The unexpectedly weak quarter is likely more of an aberration than a sign that the U.S. recovery has fallen off the rails – an assessment endorsed by the Fed.
“Growth in economic activity has picked up recently, after having slowed sharply during the winter in part because of adverse weather,” the bank’s interest-rate-setting Federal Open Market Committee said in a statement following a two-day meeting.
Bank of Nova Scotia economists Derek Holt and Dov Zigler said the Fed seems to have dismissed the preliminary gross domestic product report as little more than “a weather report.”
For starters, the GDP estimate is preliminary, and winter is now over. More recent data, particularly on trade, suggest GDP for the quarter will ultimately be revised up. Economists expect much stronger growth in April and the rest of the year.
The second bit of good news contained in the report is that consumption grew a healthy 3 per cent annually in the first three months of the year.
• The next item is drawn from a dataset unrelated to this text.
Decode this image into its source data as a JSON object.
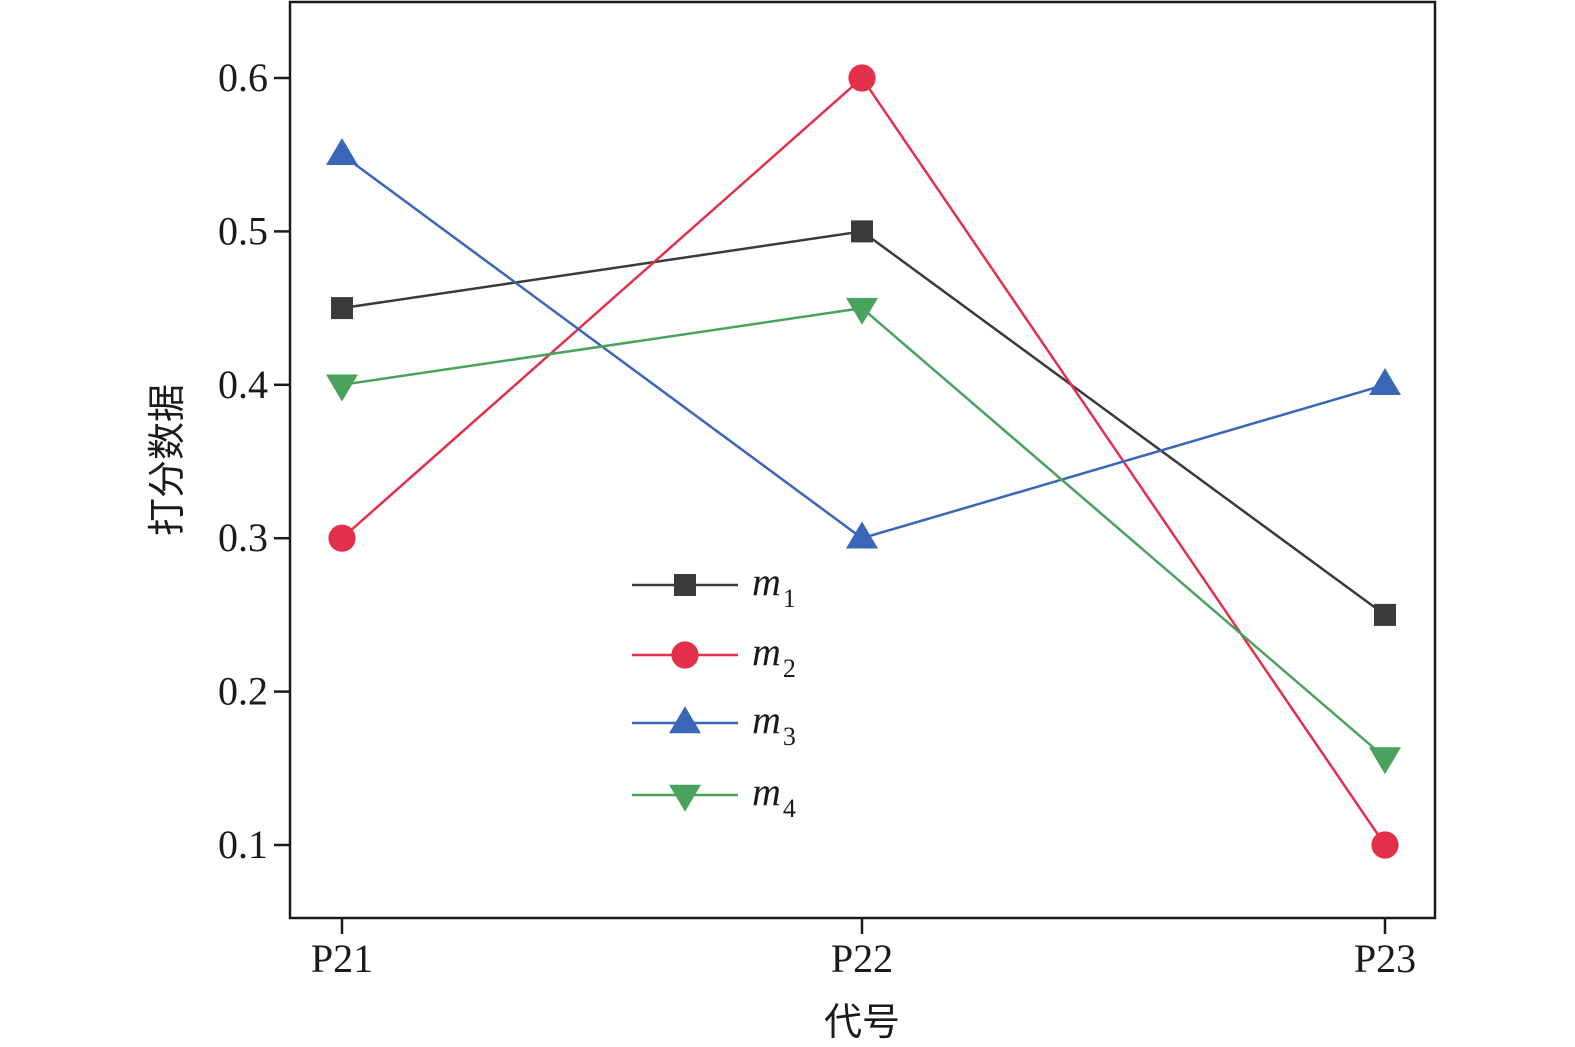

Consumers make up more than three-quarters of the U.S. economy.
The weakness in the quarter was concentrated in exports (down 7.6 per cent), investment in equipment (off 5.5 per cent), housing (down 5.7 per cent) and inventories.
The export slump was due in large part to an earlier Chinese New Year, which caused many exporters to ship late last year instead of early in 2014. Wells Fargo Securities economist Mark Vitner said recent data showing higher March shipments from West Coast U.S. ports will likely trigger large revisions by the Commerce Department.
The big question mark is whether the U.S., like Canada, will bump along at growth of roughly 2.5 per cent a year or start to gather steam. The Bank of Canada, for example, projects U.S. growth of 2.8 per cent this year, 3.2 per cent in 2015 and 3 per cent in 2016.
One area of concern for the Fed is the housing market. After rebounding strongly last year, several key measures have slowed this year, including housing starts, sales and new mortgage applications.
And that’s reason enough for Ms. Yellen not to start committing to higher rates just yet. The Fed’s next meeting is set for June 17-18.